# django 12 weeks



## mharrisonjr26 (Feb 10, 2011)

Hey all what do you think about Django at 12 weeks? Let me know about everything you can think of. I also wouldnt mind a guess at the final color also.. 

Thanks, Marcus

Figo vom Jager Arbeiten Zwinger


----------



## curedba (Mar 31, 2013)

I jut posted Argos same age I don't know anything about critiques but your pup sure is cute


----------



## mharrisonjr26 (Feb 10, 2011)

Thank you. Im going to check your pup out they are only 2 days apart.


----------



## curedba (Mar 31, 2013)

That's awesome thanks feel free to add us that way we can compare them I guess to each other as they grow... What lines is your pup from? My pup is from west German show lines x working lines so German x Czech 



mharrisonjr26 said:


> Thank you.
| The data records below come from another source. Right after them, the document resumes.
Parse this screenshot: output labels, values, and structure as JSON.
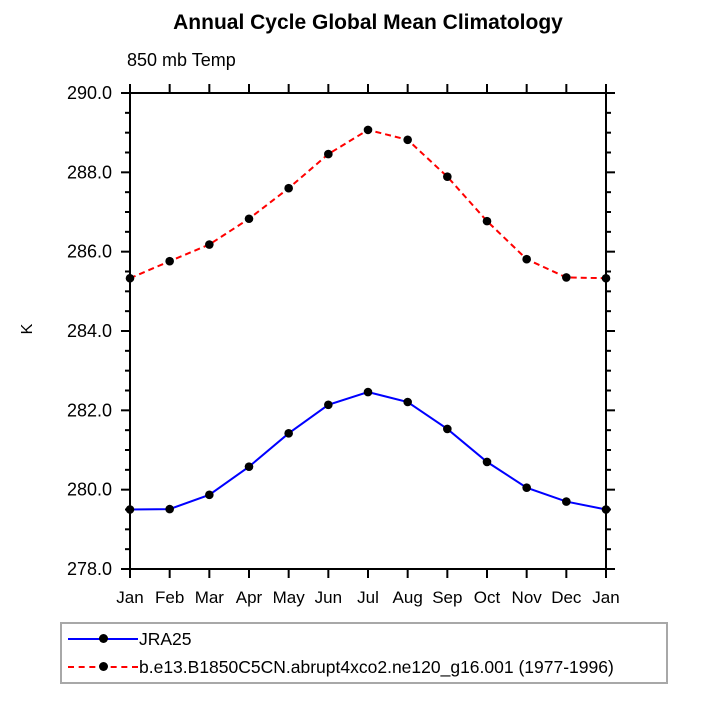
{
  "title": "Annual Cycle Global Mean Climatology",
  "subtitle": "850 mb Temp",
  "chart_data": {
    "type": "line",
    "title": "Annual Cycle Global Mean Climatology",
    "subtitle": "850 mb Temp",
    "xlabel": "",
    "ylabel": "K",
    "categories": [
      "Jan",
      "Feb",
      "Mar",
      "Apr",
      "May",
      "Jun",
      "Jul",
      "Aug",
      "Sep",
      "Oct",
      "Nov",
      "Dec",
      "Jan"
    ],
    "ylim": [
      278.0,
      290.0
    ],
    "ytick_major": 2.0,
    "ytick_minor": 0.5,
    "ytick_labels": [
      "278.0",
      "280.0",
      "282.0",
      "284.0",
      "286.0",
      "288.0",
      "290.0"
    ],
    "grid": false,
    "legend_position": "bottom-left",
    "axis_color": "#000000",
    "legend_border_color": "#a8a8a8",
    "series": [
      {
        "name": "JRA25",
        "color": "#0000ff",
        "line_style": "solid",
        "marker": "circle",
        "marker_color": "#000000",
        "values": [
          279.5,
          279.51,
          279.87,
          280.58,
          281.42,
          282.14,
          282.46,
          282.21,
          281.53,
          280.7,
          280.05,
          279.7,
          279.5
        ]
      },
      {
        "name": "b.e13.B1850C5CN.abrupt4xco2.ne120_g16.001 (1977-1996)",
        "color": "#ff0000",
        "line_style": "dashed",
        "marker": "circle",
        "marker_color": "#000000",
        "values": [
          285.33,
          285.76,
          286.18,
          286.83,
          287.6,
          288.46,
          289.07,
          288.82,
          287.89,
          286.77,
          285.81,
          285.35,
          285.33
        ]
      }
    ]
  }
}
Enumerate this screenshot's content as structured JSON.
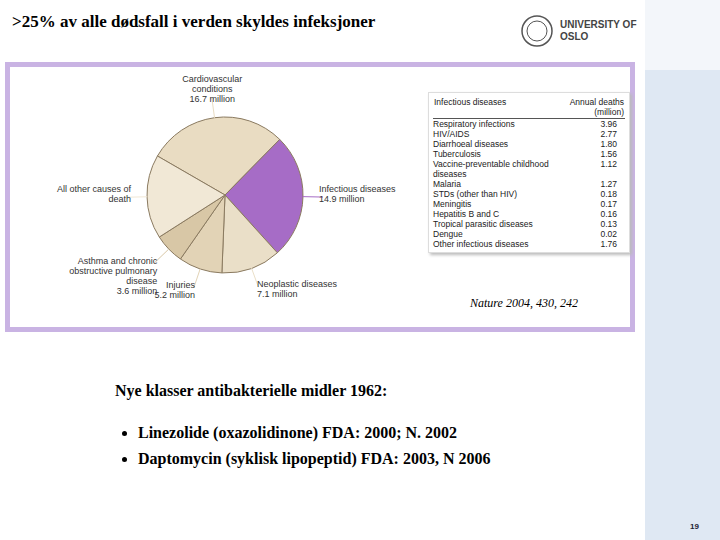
{
  "chart_data": {
    "type": "pie",
    "categories": [
      "Cardiovascular conditions",
      "Infectious diseases",
      "Neoplastic diseases",
      "Injuries",
      "Asthma and chronic obstructive pulmonary disease",
      "All other causes of death"
    ],
    "values": [
      16.7,
      14.9,
      7.1,
      5.2,
      3.6,
      10.0
    ],
    "value_labels": [
      "16.7 million",
      "14.9 million",
      "7.1 million",
      "5.2 million",
      "3.6 million",
      null
    ],
    "colors": [
      "#e9dcc2",
      "#a66cc6",
      "#eadfc8",
      "#e2d3b6",
      "#d8c7a6",
      "#f1e8d6"
    ],
    "data_labels": true
  },
  "slide": {
    "title": ">25% av alle dødsfall i verden skyldes infeksjoner",
    "logo": "UNIVERSITY OF OSLO",
    "source": "Nature 2004, 430, 242",
    "table": {
      "header": [
        "Infectious diseases",
        "Annual deaths (million)"
      ],
      "rows": [
        [
          "Respiratory infections",
          "3.96"
        ],
        [
          "HIV/AIDS",
          "2.77"
        ],
        [
          "Diarrhoeal diseases",
          "1.80"
        ],
        [
          "Tuberculosis",
          "1.56"
        ],
        [
          "Vaccine-preventable childhood diseases",
          "1.12"
        ],
        [
          "Malaria",
          "1.27"
        ],
        [
          "STDs (other than HIV)",
          "0.18"
        ],
        [
          "Meningitis",
          "0.17"
        ],
        [
          "Hepatitis B and C",
          "0.16"
        ],
        [
          "Tropical parasitic diseases",
          "0.13"
        ],
        [
          "Dengue",
          "0.02"
        ],
        [
          "Other infectious diseases",
          "1.76"
        ]
      ]
    },
    "heading": "Nye klasser antibakterielle midler 1962:",
    "bullets": [
      "Linezolide (oxazolidinone) FDA: 2000; N. 2002",
      "Daptomycin (syklisk lipopeptid) FDA: 2003, N 2006"
    ],
    "page": "19"
  }
}
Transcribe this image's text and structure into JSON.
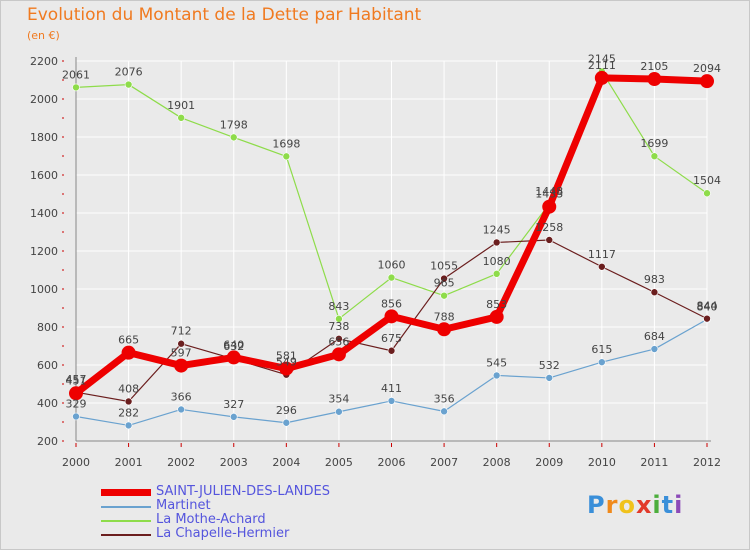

Im going to check your pup out they are only 2 days apart.


----------



## mharrisonjr26 (Feb 10, 2011)

curedba said:


> That's awesome thanks feel free to add us that way we can compare them I guess to each other as they grow... What lines is your pup from? My pup is from west German show lines x working lines so German x Czech


He is almost completely ddr bloodlines from what i can see He goes back to Old workinglines through V Glenn von der Hühnergasse. He has some nice dogs in his pedigree.


----------